Mein vater Eigentümer einer wohnug hat den mietern eine frist gesetzt ( vom Februar bis September) wo der mieter die wohnug zu verlassen hat. Der mieter hat das schreiben wegen eigenbedarf akzeptiert und unterschrieben. Dennoch ziehen sie nicht aus ich muss bis Oktober aus meiner Mietwohnung drausen sein aber dann wohin wenn diese mieter nicht aus der Wohnung ausziehen. Die Wohnung ist in einem widerlichen zustand und darin wohnen asoziale nichts arbeitende man kanns nicht anderest formulieren.. Penner.. Eine reine messi bude.

Trotzdem muss ich aus meiner wohnug raus kann ich die mieter auf schadens Ersatz verklagen ind der zeit wo ich bei freunden unterkommen muss bis die Räumungsklage durchgezogen wird?

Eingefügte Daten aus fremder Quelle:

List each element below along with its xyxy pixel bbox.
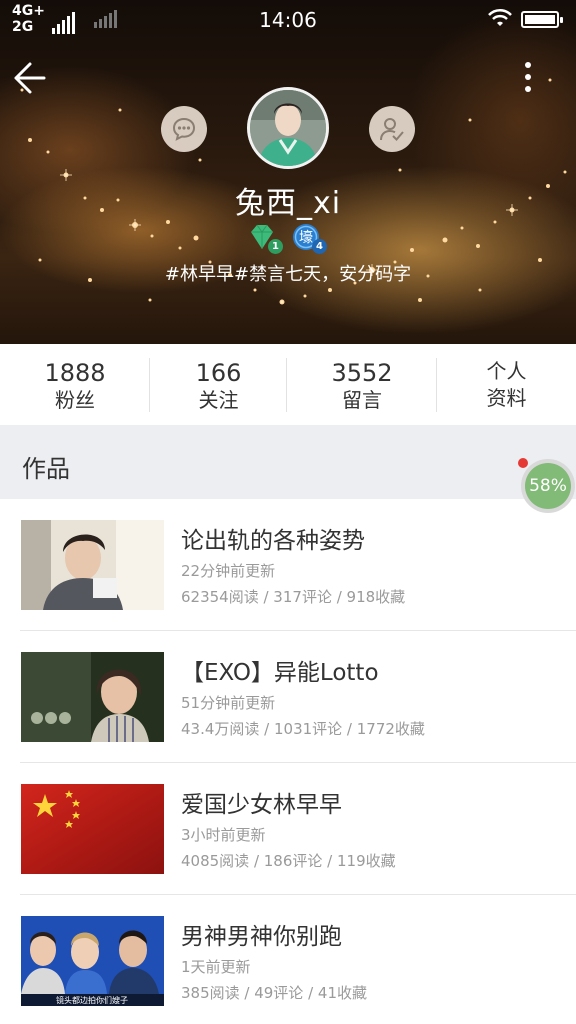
profile-header: 4G+ 2G 14:06 兔西_xi 1 壕 4 #林早早#禁言七天，安分码字 (0, 0, 576, 344)
level-badge-number: 1 (268, 239, 283, 254)
work-title: 爱国少女林早早 (181, 792, 342, 818)
back-button[interactable] (10, 58, 50, 98)
wealth-badge[interactable]: 壕 4 (291, 222, 327, 254)
stat-fans-label: 粉丝 (55, 388, 95, 412)
stat-following[interactable]: 166 关注 (150, 344, 287, 424)
follow-button[interactable] (369, 106, 415, 152)
username: 兔西_xi (234, 186, 342, 221)
wifi-icon (488, 8, 512, 26)
work-updated: 1天前更新 (181, 958, 251, 976)
stat-following-label: 关注 (198, 388, 239, 412)
thumbnail-caption: 镜头都边拍你们嫂子 (56, 995, 128, 1005)
work-thumbnail-image (21, 652, 164, 742)
avatar-image (250, 90, 326, 166)
more-button[interactable] (514, 58, 542, 98)
wealth-badge-glyph: 壕 (299, 229, 313, 246)
work-updated: 22分钟前更新 (181, 562, 276, 580)
list-item[interactable]: 镜头都边拍你们嫂子 男神男神你别跑 1天前更新 385阅读 / 49评论 / 4… (0, 895, 576, 1024)
stats-bar: 1888 粉丝 166 关注 3552 留言 个人 资料 (0, 344, 576, 424)
list-item[interactable]: 论出轨的各种姿势 22分钟前更新 62354阅读 / 317评论 / 918收藏 (0, 499, 576, 631)
work-stats: 43.4万阅读 / 1031评论 / 1772收藏 (181, 720, 425, 738)
arrow-left-icon (14, 62, 46, 94)
progress-label: 58% (525, 463, 571, 509)
work-thumbnail-image (21, 520, 164, 610)
work-updated: 51分钟前更新 (181, 694, 276, 712)
work-thumbnail (21, 520, 164, 610)
user-check-icon (380, 118, 404, 141)
notification-dot (518, 458, 528, 468)
work-title: 【EXO】异能Lotto (181, 660, 379, 686)
wealth-badge-number: 4 (312, 239, 327, 254)
work-stats: 385阅读 / 49评论 / 41收藏 (181, 984, 367, 1002)
progress-badge[interactable]: 58% (521, 459, 575, 513)
work-title: 论出轨的各种姿势 (181, 528, 365, 554)
stat-messages[interactable]: 3552 留言 (287, 344, 437, 424)
profile-info-label-line2: 资料 (486, 386, 527, 410)
stat-messages-value: 3552 (331, 359, 393, 387)
work-updated: 3小时前更新 (181, 826, 266, 844)
stat-fans-value: 1888 (44, 359, 106, 387)
chat-bubble-icon (172, 117, 196, 141)
badges: 1 壕 4 (247, 222, 327, 254)
stat-messages-label: 留言 (342, 388, 382, 412)
bio: #林早早#禁言七天，安分码字 (164, 264, 412, 285)
works-list: 论出轨的各种姿势 22分钟前更新 62354阅读 / 317评论 / 918收藏… (0, 499, 576, 1024)
profile-info-label-line1: 个人 (486, 359, 527, 383)
status-bar: 4G+ 2G 14:06 (0, 0, 576, 38)
work-stats: 62354阅读 / 317评论 / 918收藏 (181, 588, 406, 606)
list-item[interactable]: 爱国少女林早早 3小时前更新 4085阅读 / 186评论 / 119收藏 (0, 763, 576, 895)
profile-info-button[interactable]: 个人 资料 (437, 344, 576, 424)
sparkle-background (20, 78, 567, 305)
works-section-header: 作品 (0, 425, 576, 499)
list-item[interactable]: 【EXO】异能Lotto 51分钟前更新 43.4万阅读 / 1031评论 / … (0, 631, 576, 763)
work-thumbnail (21, 784, 164, 874)
work-thumbnail: 镜头都边拍你们嫂子 (21, 916, 164, 1006)
work-thumbnail-image: 镜头都边拍你们嫂子 (21, 916, 164, 1006)
work-thumbnail (21, 652, 164, 742)
section-title: 作品 (22, 455, 70, 483)
more-vertical-icon (525, 62, 531, 92)
avatar[interactable] (247, 87, 329, 169)
work-stats: 4085阅读 / 186评论 / 119收藏 (181, 852, 396, 870)
chat-button[interactable] (161, 106, 207, 152)
level-badge[interactable]: 1 (247, 222, 283, 254)
work-title: 男神男神你别跑 (181, 924, 342, 950)
battery-icon (521, 11, 563, 28)
work-thumbnail-image (21, 784, 164, 874)
stat-following-value: 166 (195, 359, 242, 387)
stat-fans[interactable]: 1888 粉丝 (0, 344, 150, 424)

werner schrieb am 26.06.2016

Ja , was tun, wenn diesem nomadisierenden Exkrement infolge der beachtlichen Mietschulden etc. die sofortige Kündigung o.ä. ausgesprochen wird und dasselbe spurlos -wie doch in den meisten Fällen Usus - verschwunden; somit die Zustellung keine Konkludenz zulässt ? Das ist doch das Drama, was sich dahinter verbirgt. Diese perfide Person lässt sogar die gemietete Wohnung samt Mobilar in Stich bzw. kommt nachts zur Wohnung irgendwann ... Notwehr klingt gut von "jmk" ,aber ist das adäquat zu diesem lüsternen Rechtstaat. Das ist einfach schlimm !

jmk schrieb am 08.04.2015

Nomaden waren Menschen, die Ihren Lebensunterhalt beim umherziehen grundsätzlich ehrlich verdient haben.

Schmarotzer könnte eher passen.

Und außerdem halte ich das für strafbare Untreue, was aber meine Einzelmeinung ist (warum habe ich nie eingesehen).

Wenn dagegen - da obrigkeitliche Hilfe nicht zu erlangen ist (das Sozialamt spart so Ausgaben zu Lasten der Vermieter!) - Notwehr möglich wäre, wäre der Spuk nullkommanix vorbei.